Ms Lin Tsai-Shiuan of the Police agency of Taipei and Ms Tsai Ming-Lon of Taiwan’s tourism bureau provided a detailed account of security arrangements for a major sporting event which will e held in Taipei. In the final session of Day 1 one of the stand out presentations was made by Mr Joseph Franco , Research Fellow from Singapore’s Centre for Excellence in National Security. His presentation focused on strategies to reduce the terrorist threat to tourists from Jihadist groups based on the Philippines’ island of Mindanao which has long been a centre of Jihadist activity sometimes targeting tourists and based on terrorist actions in Mindanao, this is a very live issue.
On day two of the conference, delegates visited the memorial site for the 2002 Bali bombings.The morning presentations focused on regional approaches to counter-terrorism protecting tourists and tourism infrastructure.
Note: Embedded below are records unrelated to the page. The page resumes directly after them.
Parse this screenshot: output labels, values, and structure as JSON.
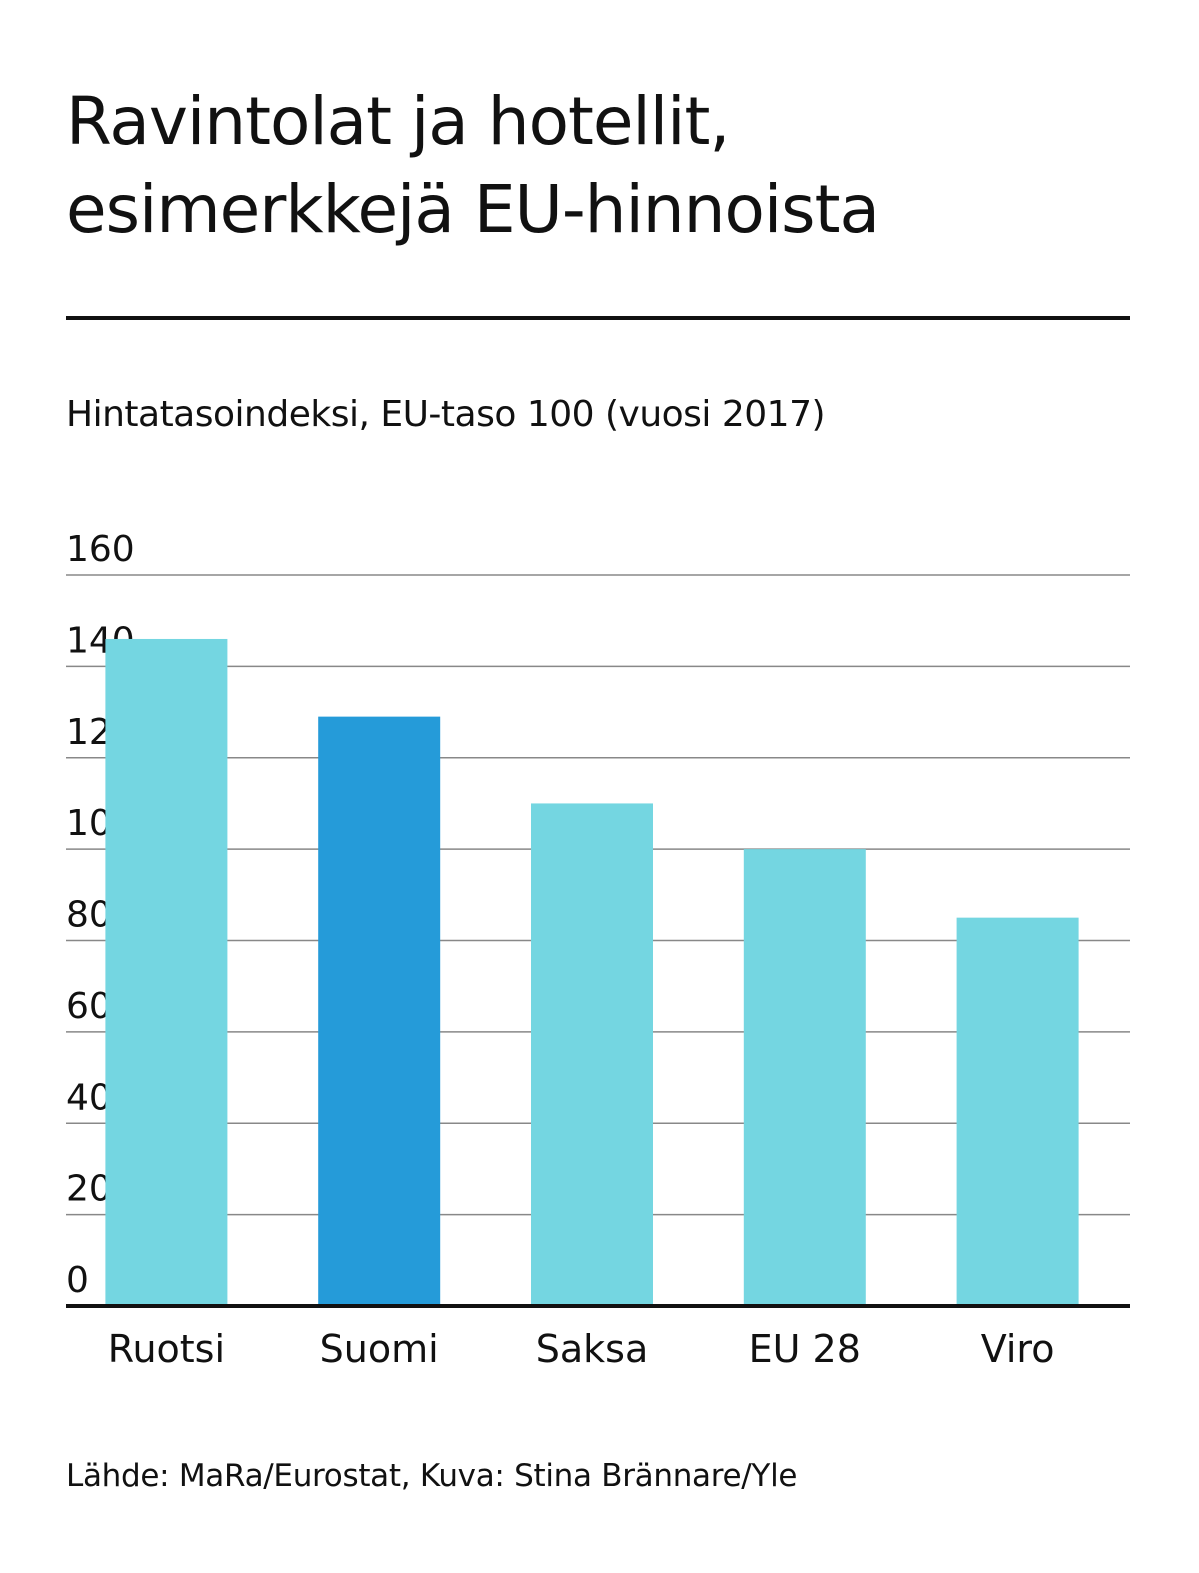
{
  "title_line1": "Ravintolat ja hotellit,",
  "title_line2": "esimerkkejä EU-hinnoista",
  "subtitle": "Hintatasoindeksi, EU-taso 100 (vuosi 2017)",
  "source": "Lähde: MaRa/Eurostat, Kuva: Stina Brännare/Yle",
  "colors": {
    "bar": "#74d6e1",
    "highlight": "#259bd9",
    "grid": "#888888",
    "axis": "#111111",
    "text": "#111111"
  },
  "chart_data": {
    "type": "bar",
    "categories": [
      "Ruotsi",
      "Suomi",
      "Saksa",
      "EU 28",
      "Viro"
    ],
    "values": [
      146,
      129,
      110,
      100,
      85
    ],
    "highlight": "Suomi",
    "ylim": [
      0,
      160
    ],
    "yticks": [
      0,
      20,
      40,
      60,
      80,
      100,
      120,
      140,
      160
    ],
    "grid": true,
    "xlabel": "",
    "ylabel": ""
  }
}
Professor Brent Ritchie from the University of Queensland provided delegates with a detailed background into the rapidly growing body of academic research into tourism safety and security. Professor Ritchie has made an outstanding contribution to this body of research.
The conference concluded with a comprehensive range of recommended actions which have been passed on the governments of all APEC economies. Tempting as it is to detail them in this article, it would be counter-productive to let those who may wish to harm tourism know what measures are proposed to counter terrorist and security threats against tourists. (p) The Indonesian government and the Island of Bali were gracious and welcoming hosts to all delegates.